Das schwer umstrittene Stromleitungsprojekt mit Namen P44 von Thüringen nach Franken ist wieder da. Wenn auch mit neuem Namen – es heißt jetzt "P540". Bayerns Energieminister Hubert Aiwanger (FW) hatte es noch 2019 als "großen Erfolg" bezeichnet, die geplante Hochspannungstrasse "wegverhandelt" zu haben. Nun verkündete er, dass sie doch kommt, wenn auch in veränderter Form.

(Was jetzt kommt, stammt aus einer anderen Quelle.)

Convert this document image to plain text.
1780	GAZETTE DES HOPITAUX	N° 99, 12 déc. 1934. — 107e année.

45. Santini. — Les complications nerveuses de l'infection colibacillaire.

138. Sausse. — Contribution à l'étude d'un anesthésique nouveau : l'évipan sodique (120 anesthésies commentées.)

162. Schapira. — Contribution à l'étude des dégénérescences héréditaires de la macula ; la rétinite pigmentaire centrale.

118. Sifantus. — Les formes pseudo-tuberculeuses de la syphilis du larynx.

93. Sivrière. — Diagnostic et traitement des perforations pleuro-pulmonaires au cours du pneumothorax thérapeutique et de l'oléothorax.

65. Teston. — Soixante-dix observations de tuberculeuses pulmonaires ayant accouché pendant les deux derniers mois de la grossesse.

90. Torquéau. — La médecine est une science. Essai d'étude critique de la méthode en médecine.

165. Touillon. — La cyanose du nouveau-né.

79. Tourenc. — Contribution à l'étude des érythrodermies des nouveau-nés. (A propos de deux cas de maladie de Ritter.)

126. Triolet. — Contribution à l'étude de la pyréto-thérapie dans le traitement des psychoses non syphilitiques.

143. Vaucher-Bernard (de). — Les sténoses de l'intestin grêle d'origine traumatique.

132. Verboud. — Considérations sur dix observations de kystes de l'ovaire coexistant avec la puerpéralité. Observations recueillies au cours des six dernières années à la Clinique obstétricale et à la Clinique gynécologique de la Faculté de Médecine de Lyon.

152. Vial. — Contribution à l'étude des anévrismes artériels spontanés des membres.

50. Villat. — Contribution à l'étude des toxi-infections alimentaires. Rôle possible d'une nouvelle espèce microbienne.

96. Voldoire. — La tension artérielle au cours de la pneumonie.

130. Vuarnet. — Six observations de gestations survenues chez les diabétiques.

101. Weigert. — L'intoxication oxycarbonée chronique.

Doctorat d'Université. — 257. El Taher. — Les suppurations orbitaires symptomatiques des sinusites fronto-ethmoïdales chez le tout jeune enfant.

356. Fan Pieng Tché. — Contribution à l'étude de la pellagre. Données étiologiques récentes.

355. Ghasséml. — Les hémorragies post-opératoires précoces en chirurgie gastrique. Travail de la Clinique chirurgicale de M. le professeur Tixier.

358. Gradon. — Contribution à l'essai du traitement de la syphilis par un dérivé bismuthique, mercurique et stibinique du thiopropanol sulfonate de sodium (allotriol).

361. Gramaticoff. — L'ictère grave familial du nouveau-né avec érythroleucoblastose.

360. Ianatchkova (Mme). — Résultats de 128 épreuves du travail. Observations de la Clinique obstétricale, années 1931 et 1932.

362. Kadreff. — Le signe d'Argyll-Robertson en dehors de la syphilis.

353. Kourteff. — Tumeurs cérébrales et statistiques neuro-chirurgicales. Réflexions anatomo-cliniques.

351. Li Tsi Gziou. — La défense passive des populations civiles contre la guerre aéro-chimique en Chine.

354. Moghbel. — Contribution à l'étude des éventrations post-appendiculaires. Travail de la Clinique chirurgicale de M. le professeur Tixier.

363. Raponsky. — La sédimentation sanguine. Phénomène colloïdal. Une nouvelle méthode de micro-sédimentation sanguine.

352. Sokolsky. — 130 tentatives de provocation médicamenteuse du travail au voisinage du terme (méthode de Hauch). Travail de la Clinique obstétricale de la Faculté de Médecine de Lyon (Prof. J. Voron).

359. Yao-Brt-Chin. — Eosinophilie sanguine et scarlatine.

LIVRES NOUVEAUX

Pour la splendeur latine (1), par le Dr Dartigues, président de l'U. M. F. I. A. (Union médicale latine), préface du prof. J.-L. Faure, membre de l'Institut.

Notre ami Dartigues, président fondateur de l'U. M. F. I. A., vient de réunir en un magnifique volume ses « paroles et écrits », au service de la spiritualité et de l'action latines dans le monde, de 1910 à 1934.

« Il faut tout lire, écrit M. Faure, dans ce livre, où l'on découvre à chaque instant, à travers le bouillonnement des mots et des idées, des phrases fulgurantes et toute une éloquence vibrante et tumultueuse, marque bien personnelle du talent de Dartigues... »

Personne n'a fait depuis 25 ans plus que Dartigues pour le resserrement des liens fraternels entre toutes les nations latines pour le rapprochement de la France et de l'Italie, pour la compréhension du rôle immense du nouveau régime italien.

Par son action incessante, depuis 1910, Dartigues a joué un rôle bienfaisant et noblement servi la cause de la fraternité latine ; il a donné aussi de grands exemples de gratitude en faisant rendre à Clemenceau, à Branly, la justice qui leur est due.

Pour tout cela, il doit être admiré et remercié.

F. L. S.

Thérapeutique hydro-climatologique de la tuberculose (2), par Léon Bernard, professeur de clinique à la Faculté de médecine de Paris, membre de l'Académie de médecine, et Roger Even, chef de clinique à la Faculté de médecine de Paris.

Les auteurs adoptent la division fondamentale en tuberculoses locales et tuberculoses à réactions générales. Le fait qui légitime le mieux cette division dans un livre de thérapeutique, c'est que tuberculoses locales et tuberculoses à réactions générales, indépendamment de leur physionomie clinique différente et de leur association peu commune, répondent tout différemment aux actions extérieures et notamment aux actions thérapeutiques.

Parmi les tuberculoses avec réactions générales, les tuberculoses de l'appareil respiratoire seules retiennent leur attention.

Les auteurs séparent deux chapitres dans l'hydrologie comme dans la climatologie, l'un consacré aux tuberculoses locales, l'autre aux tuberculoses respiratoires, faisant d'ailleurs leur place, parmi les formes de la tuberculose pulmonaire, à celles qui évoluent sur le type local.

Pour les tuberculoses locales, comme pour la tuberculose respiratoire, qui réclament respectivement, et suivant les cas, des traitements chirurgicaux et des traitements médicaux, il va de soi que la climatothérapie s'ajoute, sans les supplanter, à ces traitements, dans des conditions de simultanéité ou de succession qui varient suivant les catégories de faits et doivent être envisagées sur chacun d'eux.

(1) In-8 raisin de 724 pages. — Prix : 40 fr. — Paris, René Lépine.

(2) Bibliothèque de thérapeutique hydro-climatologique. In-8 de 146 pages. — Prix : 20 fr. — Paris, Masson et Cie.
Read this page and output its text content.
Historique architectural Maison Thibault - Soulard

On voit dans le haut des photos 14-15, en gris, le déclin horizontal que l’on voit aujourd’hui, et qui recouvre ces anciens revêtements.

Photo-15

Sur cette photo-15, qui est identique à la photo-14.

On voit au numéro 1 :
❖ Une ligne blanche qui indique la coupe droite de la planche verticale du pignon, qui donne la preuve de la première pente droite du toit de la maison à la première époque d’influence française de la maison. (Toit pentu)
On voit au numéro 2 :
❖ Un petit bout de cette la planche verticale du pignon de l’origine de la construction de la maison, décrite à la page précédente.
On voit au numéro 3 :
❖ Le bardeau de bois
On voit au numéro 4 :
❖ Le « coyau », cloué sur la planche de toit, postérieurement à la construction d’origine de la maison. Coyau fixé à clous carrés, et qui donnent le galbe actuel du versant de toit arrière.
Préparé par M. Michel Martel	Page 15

Staatsregierung hat sich mehr Stromtrassen gewünscht
Diese überraschende Wende könnte auf eine Intervention der bayerischen Staatsregierung zurückzuführen sein. Die großen Stromnetzbetreiber planten in ihrem ersten Entwurf für den Netzentwicklungsplan 2037/45 noch ohne die zusätzliche Leitung zwischen Thüringen und Unterfranken. Vergangenen Sommer jedoch machte Bayern in seiner Stellungnahme zu den Plänen klar, dass aus Sicht des Freistaats die geplanten Leitungen nicht ausreichten. "Der Strombedarf der bayerischen Industrie und für die Wasserstofferzeugung in Bayern wird unterschätzt. In der Konsequenz wird der Übertragungsbedarf von und nach Bayern im aktuellen Netzentwicklungsplan zu gering angesetzt", beklagte die Staatsregierung in einem Beschluss vom November.

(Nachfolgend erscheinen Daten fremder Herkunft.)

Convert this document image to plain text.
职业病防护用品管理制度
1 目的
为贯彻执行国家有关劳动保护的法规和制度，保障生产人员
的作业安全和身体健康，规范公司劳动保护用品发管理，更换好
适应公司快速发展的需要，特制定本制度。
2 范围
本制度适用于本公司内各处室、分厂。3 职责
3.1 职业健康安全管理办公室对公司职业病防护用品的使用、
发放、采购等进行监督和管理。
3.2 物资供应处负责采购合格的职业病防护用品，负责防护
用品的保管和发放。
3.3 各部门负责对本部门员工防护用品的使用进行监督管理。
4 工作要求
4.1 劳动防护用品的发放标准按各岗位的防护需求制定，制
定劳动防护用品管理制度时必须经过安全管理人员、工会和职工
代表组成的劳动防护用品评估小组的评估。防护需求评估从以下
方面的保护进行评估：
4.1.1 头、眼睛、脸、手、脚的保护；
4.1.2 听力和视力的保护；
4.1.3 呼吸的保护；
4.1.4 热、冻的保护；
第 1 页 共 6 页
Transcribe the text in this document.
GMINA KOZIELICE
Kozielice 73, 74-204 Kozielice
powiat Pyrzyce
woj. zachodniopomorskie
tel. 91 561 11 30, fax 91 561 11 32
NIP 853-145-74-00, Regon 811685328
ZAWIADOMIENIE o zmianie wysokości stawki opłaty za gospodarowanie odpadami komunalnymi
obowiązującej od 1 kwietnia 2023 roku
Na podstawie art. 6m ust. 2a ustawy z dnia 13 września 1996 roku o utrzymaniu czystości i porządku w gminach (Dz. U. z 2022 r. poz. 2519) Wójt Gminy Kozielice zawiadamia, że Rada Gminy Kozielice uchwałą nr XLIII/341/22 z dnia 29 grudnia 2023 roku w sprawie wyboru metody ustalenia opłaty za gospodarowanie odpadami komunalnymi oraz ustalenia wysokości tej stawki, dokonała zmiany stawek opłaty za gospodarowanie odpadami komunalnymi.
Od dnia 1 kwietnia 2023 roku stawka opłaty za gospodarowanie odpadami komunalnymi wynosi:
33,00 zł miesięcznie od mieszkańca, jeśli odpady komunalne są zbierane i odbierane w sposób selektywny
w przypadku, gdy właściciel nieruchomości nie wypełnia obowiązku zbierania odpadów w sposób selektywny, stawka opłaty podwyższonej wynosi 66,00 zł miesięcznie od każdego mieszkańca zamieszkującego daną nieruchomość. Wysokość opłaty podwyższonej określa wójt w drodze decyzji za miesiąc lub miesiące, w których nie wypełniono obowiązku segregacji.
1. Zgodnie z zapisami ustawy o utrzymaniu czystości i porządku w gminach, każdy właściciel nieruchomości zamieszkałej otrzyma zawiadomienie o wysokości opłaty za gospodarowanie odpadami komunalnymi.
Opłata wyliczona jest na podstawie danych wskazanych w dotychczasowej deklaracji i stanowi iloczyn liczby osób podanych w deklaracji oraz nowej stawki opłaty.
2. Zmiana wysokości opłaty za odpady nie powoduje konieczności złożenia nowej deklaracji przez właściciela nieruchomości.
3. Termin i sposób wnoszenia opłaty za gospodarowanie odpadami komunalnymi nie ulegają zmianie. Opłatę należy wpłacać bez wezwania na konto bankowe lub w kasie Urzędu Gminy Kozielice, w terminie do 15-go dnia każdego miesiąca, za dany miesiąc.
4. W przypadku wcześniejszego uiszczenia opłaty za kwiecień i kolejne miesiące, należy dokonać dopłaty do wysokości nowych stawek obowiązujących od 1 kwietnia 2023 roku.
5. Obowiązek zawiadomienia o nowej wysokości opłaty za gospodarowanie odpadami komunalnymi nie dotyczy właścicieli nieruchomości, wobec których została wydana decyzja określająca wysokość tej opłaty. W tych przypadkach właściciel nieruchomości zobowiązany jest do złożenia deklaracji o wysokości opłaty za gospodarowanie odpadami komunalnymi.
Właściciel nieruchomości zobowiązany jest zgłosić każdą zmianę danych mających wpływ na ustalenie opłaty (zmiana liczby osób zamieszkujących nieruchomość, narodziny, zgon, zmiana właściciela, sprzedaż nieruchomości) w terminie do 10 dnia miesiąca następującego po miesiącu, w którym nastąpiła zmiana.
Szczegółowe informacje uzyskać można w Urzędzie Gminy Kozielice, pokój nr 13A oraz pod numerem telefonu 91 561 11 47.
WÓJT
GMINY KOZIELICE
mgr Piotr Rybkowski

Die neue Leitung kommt in den 2030er-Jahren
Nun hat die Bundesnetzagentur die zusätzliche Wechselstromleitung für notwendig erklärt. Solche Leitungen verlaufen in der Regel oberirdisch auf klassischen Hochspannungsmasten. Auch für abschnittsweise Erdverkabelung sind die Möglichkeiten in diesem Fall nach Ansicht von Experten begrenzt, unter anderem wegen des schwierigen Terrains in der Region. Gebaut werden soll nach 2030.
Die Trasse soll jetzt einen Umweg über Thüringen nehmen
Aiwanger stellte bei einem Pressetermin heraus, dass es gegenüber den ursprünglichen Plänen für die Stromleitung in deren neuen Version eine wesentliche Veränderung gibt: Sie soll zwar wie gehabt von Schalkau im südthüringischen Landkreis Sonneberg nach Grafenrheinfeld in Unterfranken führen. Allerdings nun nicht mehr in gerader Linie, sondern in einem Bogen nordwärts über Thüringer Gebiet. "Das hat den Vorteil, es geht weniger durch bayerisches Gebiet", betonte Aiwanger. Begründet wird die Umplanung damit, dass die Leitung auch ein Umspannwerk in Münnerstadt (Lkr. Bad Kissingen) anschließen soll, in dessen Umfeld Windparks und größere Mengen an Photovoltaik geplant sind.
Aiwangers Kehrtwende in Sachen Stromtrassen
In Bayern vermutlich betroffen von der neuen Hochspannungsleitung sind die Landkreise Coburg, Rhön-Grabfeld, Bad Kissingen und Schweinfurt. Die bayerische Staatsregierung und vor allem der Freie Wähler Aiwanger haben in Sachen Stromtrassen eine Kehrtwende hinter sich. Noch 2020 hatte Wirtschaftsminister Aiwanger erklärt: "Ich will keine dieser Trassen." Inzwischen achten er und die Staatsregierung vor allem darauf, dass es nicht zu wenige sind. Weil Bayern inzwischen mehr Strom verbraucht, als es selbst produzieren kann, ist es vor allem auf Windstrom aus dem Norden angewiesen.
Auch Südwestlink führt nach Unterfranken
Bestätigt hat die Bundesnetzagentur außerdem den Plan, dass auch ein Abzweig des unterirdischen Gleichstromkabels Südwestlink nach Unterfranken führen wird. Auch dies ist eine Änderung gegenüber den ursprünglichen Plänen der Netzbetreiber, sie war jedoch bereits seit einigen Monaten bekannt.